Preston Fulp
Preston Fulp (1915–1993) was an African-American musician from North Carolina. Fulp sang and played guitar, as well as banjo and fiddle, in both the country blues and hillbilly (nascent country) styles. Tim Duffy, founder of the Music Maker Foundation, described him as "last original Piedmont blues from turn-of-the century Winston-Salem".[1]
Fulp, the son of a tobacco sharecropper, was born on November[1] 1, 1915, in Walnut Cove, North Carolina, a town near Winston-Salem in the North Carolina Piedmont. He learned to play guitar from the age of six, and went on to play on Saturday nights at barn dances, corn shuckings, and other community gatherings, and at tobacco auctions in Winston-Salem. He often played at the dance hall in Mount Airy, where he would play blues for the African-American audience, then move to the other side of the segregated hall and play hillbilly music for the whites.
As his day job, Fulp worked in a sawmill. During the Great Depression, Fulp hoboed around the country for about five years, doing itinerant farmwork and making moonshine. He then returned to Walnut Cove for good, where he went back to sawmill work and farmed tobacco,[2] and married Janie Fulp.
Fulp recorded his only album in old age, making the album Sawmill Worker at age 78.[3] He died a few months later, on October 16, 1993.
Discography
Albums
- Sawmill Worker (2011, Music Maker Foundation – MMCD20)
Compilations
- "Careless Love" on A Living Past (1994, Music Maker Foundation – MMCD9401) and on Night On The Delta (1999, Sony Music Special Products – A31676) and on Expressin' The Blues: Reconstructed History Of The Blues (1999, Cello Recordings – MMKCD701)

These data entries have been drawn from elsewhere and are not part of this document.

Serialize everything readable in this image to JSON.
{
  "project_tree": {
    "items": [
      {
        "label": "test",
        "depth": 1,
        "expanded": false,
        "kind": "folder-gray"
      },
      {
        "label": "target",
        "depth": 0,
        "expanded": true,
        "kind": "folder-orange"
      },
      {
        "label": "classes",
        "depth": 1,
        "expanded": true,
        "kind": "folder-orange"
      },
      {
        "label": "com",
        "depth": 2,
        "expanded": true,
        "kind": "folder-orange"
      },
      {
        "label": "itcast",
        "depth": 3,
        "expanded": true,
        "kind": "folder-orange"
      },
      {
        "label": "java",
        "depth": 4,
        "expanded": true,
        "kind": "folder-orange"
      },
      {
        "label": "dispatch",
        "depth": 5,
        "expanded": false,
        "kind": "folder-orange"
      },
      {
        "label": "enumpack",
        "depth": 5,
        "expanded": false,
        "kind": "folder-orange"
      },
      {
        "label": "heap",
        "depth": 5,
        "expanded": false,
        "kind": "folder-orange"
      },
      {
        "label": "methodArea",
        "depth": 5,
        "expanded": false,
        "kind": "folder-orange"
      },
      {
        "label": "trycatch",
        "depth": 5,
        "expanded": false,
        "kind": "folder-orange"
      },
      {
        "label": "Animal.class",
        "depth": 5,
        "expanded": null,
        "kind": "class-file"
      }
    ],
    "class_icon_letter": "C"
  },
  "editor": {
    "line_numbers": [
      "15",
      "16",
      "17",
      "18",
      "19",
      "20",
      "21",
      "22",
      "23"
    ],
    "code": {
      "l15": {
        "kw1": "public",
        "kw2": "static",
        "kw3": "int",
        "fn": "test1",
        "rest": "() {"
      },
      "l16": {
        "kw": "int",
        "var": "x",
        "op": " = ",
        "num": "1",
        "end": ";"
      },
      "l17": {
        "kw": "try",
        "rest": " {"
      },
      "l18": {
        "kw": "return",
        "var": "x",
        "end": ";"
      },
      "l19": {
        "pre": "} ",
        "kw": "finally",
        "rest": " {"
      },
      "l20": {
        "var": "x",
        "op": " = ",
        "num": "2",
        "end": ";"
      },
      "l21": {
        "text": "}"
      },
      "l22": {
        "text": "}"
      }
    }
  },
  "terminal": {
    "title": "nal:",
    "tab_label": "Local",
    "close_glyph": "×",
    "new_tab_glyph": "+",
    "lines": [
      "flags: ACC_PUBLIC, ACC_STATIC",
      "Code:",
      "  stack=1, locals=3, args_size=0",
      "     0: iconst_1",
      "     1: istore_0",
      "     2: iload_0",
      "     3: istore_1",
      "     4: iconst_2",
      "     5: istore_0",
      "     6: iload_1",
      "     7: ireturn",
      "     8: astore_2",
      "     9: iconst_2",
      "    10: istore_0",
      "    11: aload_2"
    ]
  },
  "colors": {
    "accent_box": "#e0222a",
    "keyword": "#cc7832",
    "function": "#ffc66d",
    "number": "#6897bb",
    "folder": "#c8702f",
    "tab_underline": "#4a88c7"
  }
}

- "Farther Along" also on A Living Past
- "Banks Of The Ohio" on Songs From The Roots Of America II (2002, Music Maker Foundation – MMCD28)
- "In The Pines" on Song Keepers : A Music Maker Foundation Anthology (2024, No Depression / Music Maker Foundation)
- "Never Let The Deal Go Down" (with Wheeler Bailey) on The Kirkland Recordings - Newly Discovered Field Recordings From Tennessee and North Carolina 1937–1939 (1984, Tennessee Folklore Society – TFS-106) and on Field Recordings - Volume 9: Georgia, South Carolina, North Carolina, Virginia & Kentucky (1924–1939) (1998, Document Records (UK) – DOCD-5599)
- "I Shall Not Be Moved" on Dixiefrog presents Music Maker Relief Foundation (The Last & Lost Blues Survivors) (2005, Dixiefrog (France) – DFG CD 8597)
References
- ^ a b "Preston Fulp, Acoustic Blues -- Biography". Music Maker Relief Foundation website. March 25, 2026. Retrieved March 25, 2026.
- ^ "Preston Fulp". Music Maker. 2026-05-19. Retrieved 2026-05-24.
- ^ "musicmaker.org [store]" (PDF). Music Maker Rag. 13 (1). Spring 2007.